L’un des collaborateurs de « Bakchich » est allé se balader en Birmanie. L’occasion de partager ses impressions… En prime, les préparatifs du référendum d’approbation de la constitution organisé par la junte.
En Birmanie, la pauvreté urbaine se transforme en misère dans les zones rurales. Une agriculture archaïque ne permet pas de nourrir convenablement les 50 millions de Birmans qui portent sur leur visage les stigmates d’une sous-alimentation de naissance. La charrue à boeufs, unique moyen de production d’un autre âge, ne côtoie que de manière épisodique les tracteurs d’État cinquantenaires et cantonnés dans leurs hangars. En pleine période pré-industrielle, la Birmanie attend sa révolution.
Pendant ce temps, l’économie survit grâce au gaz et à l’opium. En Birmanie, l’étalon-opium dicte les taux de change. Chaque année, pendant les saisons de récolte du pavot (janvier-février et août-septembre), l’afflux de devises étrangères, dollars en-tête, provoque la chute libre du kyatt, la monnaie nationale. Fin février, elle avait perdu un tiers de sa valeur.

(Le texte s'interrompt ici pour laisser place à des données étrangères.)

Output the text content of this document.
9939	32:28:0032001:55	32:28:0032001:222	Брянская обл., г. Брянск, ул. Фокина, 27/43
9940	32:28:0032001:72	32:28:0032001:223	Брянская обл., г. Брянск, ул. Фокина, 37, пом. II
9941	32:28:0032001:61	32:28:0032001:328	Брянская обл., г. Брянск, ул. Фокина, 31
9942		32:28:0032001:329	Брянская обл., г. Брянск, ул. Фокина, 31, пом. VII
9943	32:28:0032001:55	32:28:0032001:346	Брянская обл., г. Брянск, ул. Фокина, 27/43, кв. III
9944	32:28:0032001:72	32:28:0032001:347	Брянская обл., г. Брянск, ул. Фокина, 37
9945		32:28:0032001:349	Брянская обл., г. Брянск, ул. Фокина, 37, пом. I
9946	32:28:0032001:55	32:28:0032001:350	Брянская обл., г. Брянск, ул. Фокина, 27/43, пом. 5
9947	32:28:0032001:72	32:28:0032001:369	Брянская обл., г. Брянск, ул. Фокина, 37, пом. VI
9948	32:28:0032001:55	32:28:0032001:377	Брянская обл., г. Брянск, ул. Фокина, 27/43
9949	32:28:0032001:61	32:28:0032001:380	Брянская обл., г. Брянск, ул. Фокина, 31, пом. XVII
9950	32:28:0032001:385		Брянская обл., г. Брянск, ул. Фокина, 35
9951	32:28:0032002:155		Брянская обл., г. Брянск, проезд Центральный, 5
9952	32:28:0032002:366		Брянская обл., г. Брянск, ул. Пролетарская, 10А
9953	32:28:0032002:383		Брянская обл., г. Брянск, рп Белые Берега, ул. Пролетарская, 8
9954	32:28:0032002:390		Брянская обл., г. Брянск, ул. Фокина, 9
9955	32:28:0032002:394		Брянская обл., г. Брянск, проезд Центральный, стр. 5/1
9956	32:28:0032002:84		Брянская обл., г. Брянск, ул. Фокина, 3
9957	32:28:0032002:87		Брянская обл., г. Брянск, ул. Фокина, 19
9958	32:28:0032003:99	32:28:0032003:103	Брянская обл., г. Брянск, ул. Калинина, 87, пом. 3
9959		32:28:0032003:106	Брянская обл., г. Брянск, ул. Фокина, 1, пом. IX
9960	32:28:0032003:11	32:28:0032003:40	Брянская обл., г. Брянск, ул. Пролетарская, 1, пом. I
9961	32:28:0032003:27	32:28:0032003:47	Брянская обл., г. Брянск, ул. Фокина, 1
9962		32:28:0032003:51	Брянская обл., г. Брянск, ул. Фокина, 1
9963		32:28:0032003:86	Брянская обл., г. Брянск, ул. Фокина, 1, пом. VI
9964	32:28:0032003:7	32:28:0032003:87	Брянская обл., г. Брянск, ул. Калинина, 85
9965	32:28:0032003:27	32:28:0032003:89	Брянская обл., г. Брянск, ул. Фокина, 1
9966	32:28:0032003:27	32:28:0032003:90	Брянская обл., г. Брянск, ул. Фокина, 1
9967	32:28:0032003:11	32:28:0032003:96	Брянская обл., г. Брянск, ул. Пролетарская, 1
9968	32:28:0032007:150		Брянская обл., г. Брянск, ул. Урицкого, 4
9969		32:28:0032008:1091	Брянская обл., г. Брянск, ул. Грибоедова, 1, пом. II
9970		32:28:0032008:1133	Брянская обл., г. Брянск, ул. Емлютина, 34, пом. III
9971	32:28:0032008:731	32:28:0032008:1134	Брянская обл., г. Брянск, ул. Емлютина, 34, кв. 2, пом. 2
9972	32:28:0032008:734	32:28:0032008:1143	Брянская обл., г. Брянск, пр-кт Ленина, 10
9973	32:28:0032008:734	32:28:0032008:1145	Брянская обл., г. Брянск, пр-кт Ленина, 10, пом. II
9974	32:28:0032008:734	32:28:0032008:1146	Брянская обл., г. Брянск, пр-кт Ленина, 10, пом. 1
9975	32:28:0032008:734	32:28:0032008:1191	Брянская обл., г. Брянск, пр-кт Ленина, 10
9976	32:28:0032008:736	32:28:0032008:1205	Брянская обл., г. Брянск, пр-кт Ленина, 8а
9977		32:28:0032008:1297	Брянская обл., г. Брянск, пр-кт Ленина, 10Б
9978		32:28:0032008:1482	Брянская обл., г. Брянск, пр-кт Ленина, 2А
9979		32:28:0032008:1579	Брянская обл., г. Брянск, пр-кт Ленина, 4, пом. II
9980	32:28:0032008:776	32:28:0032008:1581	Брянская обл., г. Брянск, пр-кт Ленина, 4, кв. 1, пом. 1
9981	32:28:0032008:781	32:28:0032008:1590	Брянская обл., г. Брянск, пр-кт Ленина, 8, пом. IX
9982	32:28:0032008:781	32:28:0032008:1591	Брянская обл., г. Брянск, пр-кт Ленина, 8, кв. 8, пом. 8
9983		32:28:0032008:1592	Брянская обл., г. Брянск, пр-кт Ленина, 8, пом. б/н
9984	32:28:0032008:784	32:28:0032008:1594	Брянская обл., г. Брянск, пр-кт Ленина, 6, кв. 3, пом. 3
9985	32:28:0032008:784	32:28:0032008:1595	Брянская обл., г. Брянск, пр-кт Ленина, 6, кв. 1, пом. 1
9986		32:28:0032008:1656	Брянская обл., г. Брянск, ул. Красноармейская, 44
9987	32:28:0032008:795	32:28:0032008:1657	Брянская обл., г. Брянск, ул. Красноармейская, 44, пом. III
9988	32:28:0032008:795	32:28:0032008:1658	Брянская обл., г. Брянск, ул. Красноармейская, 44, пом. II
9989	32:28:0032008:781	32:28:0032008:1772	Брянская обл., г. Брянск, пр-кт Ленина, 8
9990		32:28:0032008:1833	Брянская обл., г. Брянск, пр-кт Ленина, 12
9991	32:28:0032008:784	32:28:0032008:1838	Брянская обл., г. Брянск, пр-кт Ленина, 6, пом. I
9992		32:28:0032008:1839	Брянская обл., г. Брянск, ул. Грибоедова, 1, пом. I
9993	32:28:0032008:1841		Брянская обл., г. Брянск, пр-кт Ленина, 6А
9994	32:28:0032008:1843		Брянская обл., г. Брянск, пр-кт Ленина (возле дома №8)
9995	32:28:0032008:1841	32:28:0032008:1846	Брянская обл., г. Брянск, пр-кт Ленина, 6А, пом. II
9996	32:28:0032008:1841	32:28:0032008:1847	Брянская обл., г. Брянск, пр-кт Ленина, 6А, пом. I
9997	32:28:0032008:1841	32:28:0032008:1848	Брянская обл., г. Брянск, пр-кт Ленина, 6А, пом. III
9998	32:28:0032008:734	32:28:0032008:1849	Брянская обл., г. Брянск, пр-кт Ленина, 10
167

La question du travail entraîne des polémiques et attise les controverses. Malgré l’abrogation de lois entérinées sous la colonisation britannique et légalisant le recours à la corvée administrative, la reconnaissance du travail forcé comme illicite en 1999 n’est guère suivie d’effet. Les réquisitions administratives et militaires de main d’oeuvre villageoise, majoritairement féminine, se poursuivent. Les infrastructures routières, lorsqu’elles ne sont pas construites dans l’intérêt direct de groupes étrangers pour l’exportation des richesses, sont le fruit archaïque de la pioche et du marteau.
Une agriculture pré-moderne, une pré-industrialisation, une sous-électrification du pays, l’eau non potable, une déforestation intensive pour le bien de l’exportation d’agrumes, une population disparate unie dans la pauvreté, une jeunesse rêvant d’une expatriation salvatrice, un narco-gazo-État entre les mains d’une poignée de galonnés… Tous les éléments sont réunis pour maintenir la Birmanie dans un non-développement chronique sans que personne ne s’en soucie.

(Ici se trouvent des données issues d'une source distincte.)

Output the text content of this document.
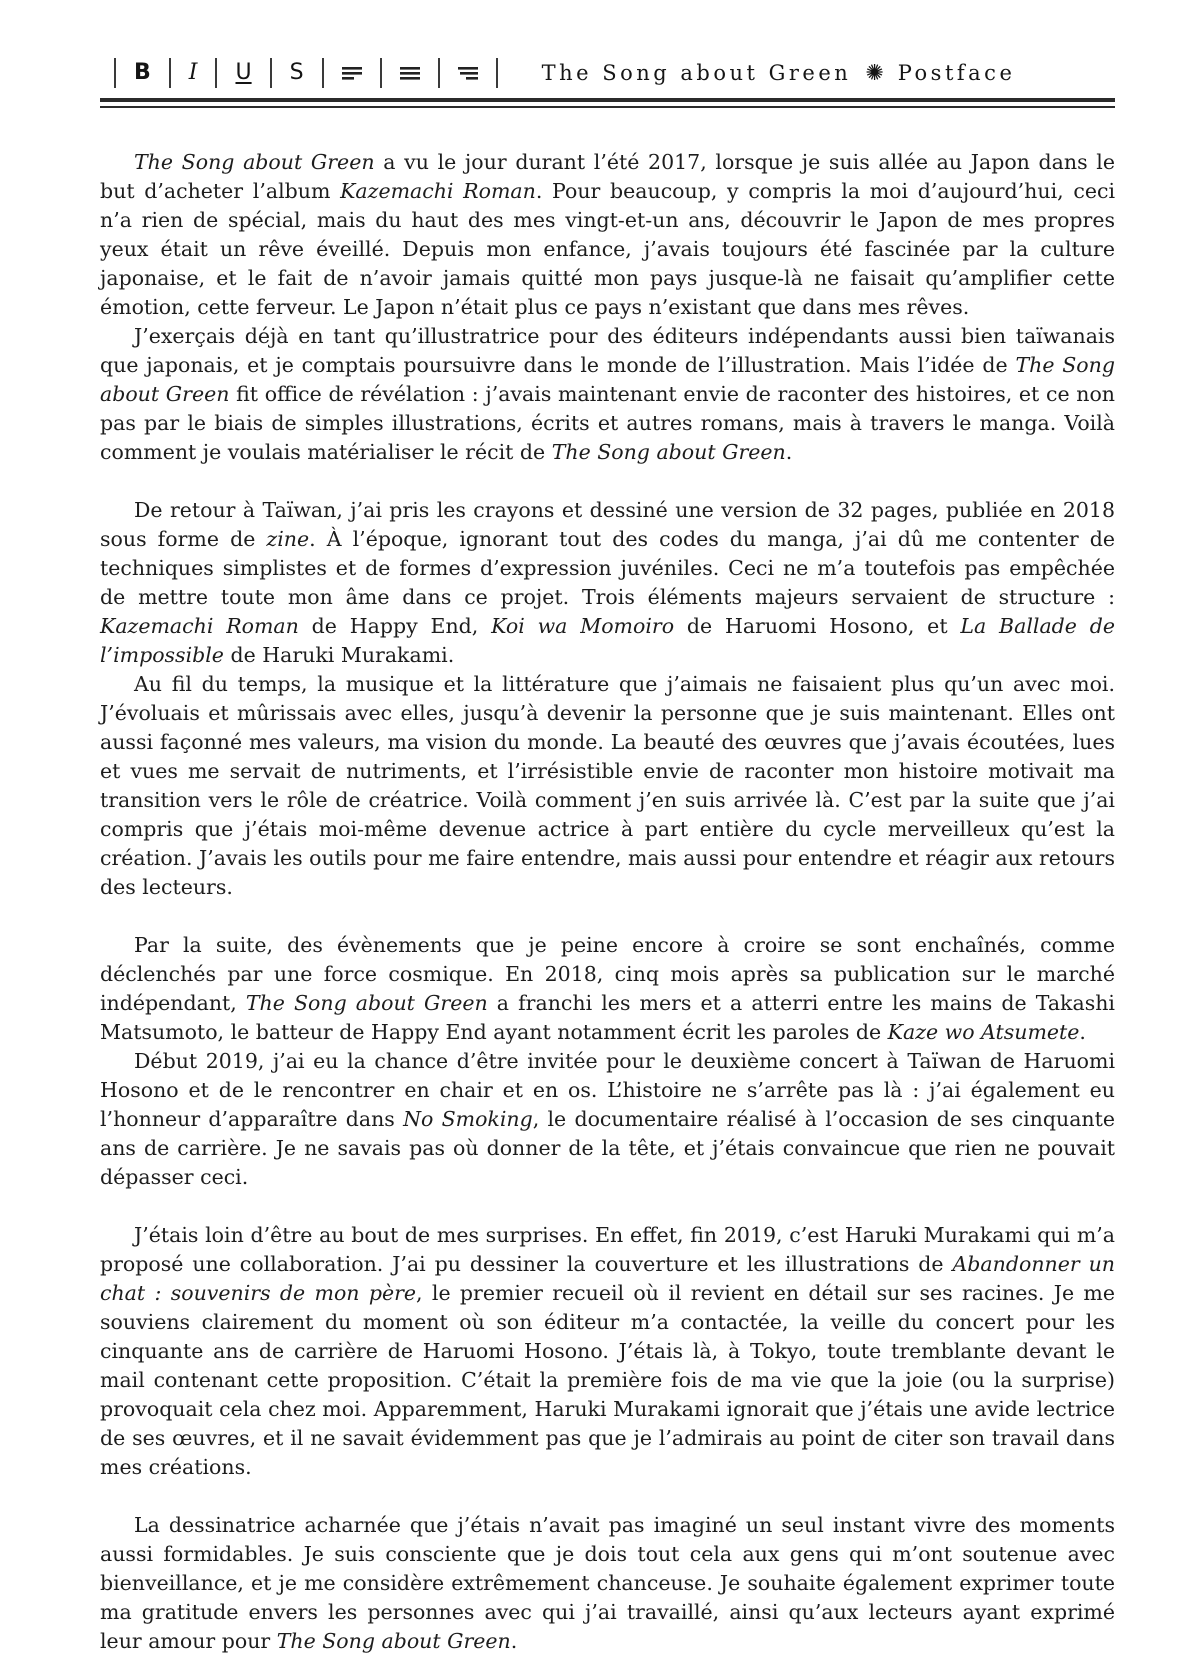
B I U S	The Song about Green ✺ Postface

The Song about Green a vu le jour durant l’été 2017, lorsque je suis allée au Japon dans le but d’acheter l’album Kazemachi Roman. Pour beaucoup, y compris la moi d’aujourd’hui, ceci n’a rien de spécial, mais du haut des mes vingt-et-un ans, découvrir le Japon de mes propres yeux était un rêve éveillé. Depuis mon enfance, j’avais toujours été fascinée par la culture japonaise, et le fait de n’avoir jamais quitté mon pays jusque-là ne faisait qu’amplifier cette émotion, cette ferveur. Le Japon n’était plus ce pays n’existant que dans mes rêves.

J’exerçais déjà en tant qu’illustratrice pour des éditeurs indépendants aussi bien taïwanais que japonais, et je comptais poursuivre dans le monde de l’illustration. Mais l’idée de The Song about Green fit office de révélation : j’avais maintenant envie de raconter des histoires, et ce non pas par le biais de simples illustrations, écrits et autres romans, mais à travers le manga. Voilà comment je voulais matérialiser le récit de The Song about Green.

De retour à Taïwan, j’ai pris les crayons et dessiné une version de 32 pages, publiée en 2018 sous forme de zine. À l’époque, ignorant tout des codes du manga, j’ai dû me contenter de techniques simplistes et de formes d’expression juvéniles. Ceci ne m’a toutefois pas empêchée de mettre toute mon âme dans ce projet. Trois éléments majeurs servaient de structure : Kazemachi Roman de Happy End, Koi wa Momoiro de Haruomi Hosono, et La Ballade de l’impossible de Haruki Murakami.

Au fil du temps, la musique et la littérature que j’aimais ne faisaient plus qu’un avec moi. J’évoluais et mûrissais avec elles, jusqu’à devenir la personne que je suis maintenant. Elles ont aussi façonné mes valeurs, ma vision du monde. La beauté des œuvres que j’avais écoutées, lues et vues me servait de nutriments, et l’irrésistible envie de raconter mon histoire motivait ma transition vers le rôle de créatrice. Voilà comment j’en suis arrivée là. C’est par la suite que j’ai compris que j’étais moi-même devenue actrice à part entière du cycle merveilleux qu’est la création. J’avais les outils pour me faire entendre, mais aussi pour entendre et réagir aux retours des lecteurs.

Par la suite, des évènements que je peine encore à croire se sont enchaînés, comme déclenchés par une force cosmique. En 2018, cinq mois après sa publication sur le marché indépendant, The Song about Green a franchi les mers et a atterri entre les mains de Takashi Matsumoto, le batteur de Happy End ayant notamment écrit les paroles de Kaze wo Atsumete.

Début 2019, j’ai eu la chance d’être invitée pour le deuxième concert à Taïwan de Haruomi Hosono et de le rencontrer en chair et en os. L’histoire ne s’arrête pas là : j’ai également eu l’honneur d’apparaître dans No Smoking, le documentaire réalisé à l’occasion de ses cinquante ans de carrière. Je ne savais pas où donner de la tête, et j’étais convaincue que rien ne pouvait dépasser ceci.

J’étais loin d’être au bout de mes surprises. En effet, fin 2019, c’est Haruki Murakami qui m’a proposé une collaboration. J’ai pu dessiner la couverture et les illustrations de Abandonner un chat : souvenirs de mon père, le premier recueil où il revient en détail sur ses racines. Je me souviens clairement du moment où son éditeur m’a contactée, la veille du concert pour les cinquante ans de carrière de Haruomi Hosono. J’étais là, à Tokyo, toute tremblante devant le mail contenant cette proposition. C’était la première fois de ma vie que la joie (ou la surprise) provoquait cela chez moi. Apparemment, Haruki Murakami ignorait que j’étais une avide lectrice de ses œuvres, et il ne savait évidemment pas que je l’admirais au point de citer son travail dans mes créations.

La dessinatrice acharnée que j’étais n’avait pas imaginé un seul instant vivre des moments aussi formidables. Je suis consciente que je dois tout cela aux gens qui m’ont soutenue avec bienveillance, et je me considère extrêmement chanceuse. Je souhaite également exprimer toute ma gratitude envers les personnes avec qui j’ai travaillé, ainsi qu’aux lecteurs ayant exprimé leur amour pour The Song about Green.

Junte échaudée craint le scrutin. En 1990, la junte birmane avait organisé des élections législatives remportées à plus de 80 % des sièges et des suffrages par son opposante, déjà incarcérée, Mme Aung San Suu Kyi. Pour conserver leur pouvoir absolu, les généraux s’étaient contentés d’arrêter les nouveaux élus, et de prétendre qu’ils s’étaient engagés à organiser des élections libres, mais pas à en suivre les résultats …
Pour qu’un tel échec ne se reproduise pas le 10 mai prochain, les généraux préparent avec un soin très militaire le référendum d’approbation de la constitution, élaborée par leurs soins exclusifs au cours des 10 dernières années, et qui leur garantit de conserver en toutes circonstances les leviers du pouvoir.
Toute la hiérarchie administrativo-militaro-policière du pays est mobilisée pour expliquer à la population toutes les sortes de représailles auxquelles elle s’expose si elle prend le risque de voter non, c’est-à-dire de suivre l’avis de tous les démocrates, moines et autres opposants. Chaque chef de district organise des séances d’apprentissage de tenue de bureau de vote pour les chefs de village de son ressort. Cela consiste à expliquer que le vote est, bien sûr, secret, mais que le cochage des bulletins, « oui » ou « non », se fait sous supervision, pour éviter les erreurs… le tout assorti de cadeaux pour voter oui et de menaces, allant jusqu’à l’arrestation, pour tous ceux qui seraient tentés par le non, ou même par le doute sur les vertus de la nouvelle constitution. Quant aux prisonniers, il leur est généreusement proposé des remises de peine pour le oui. Les moines sont, quant à eux, exclus du vote.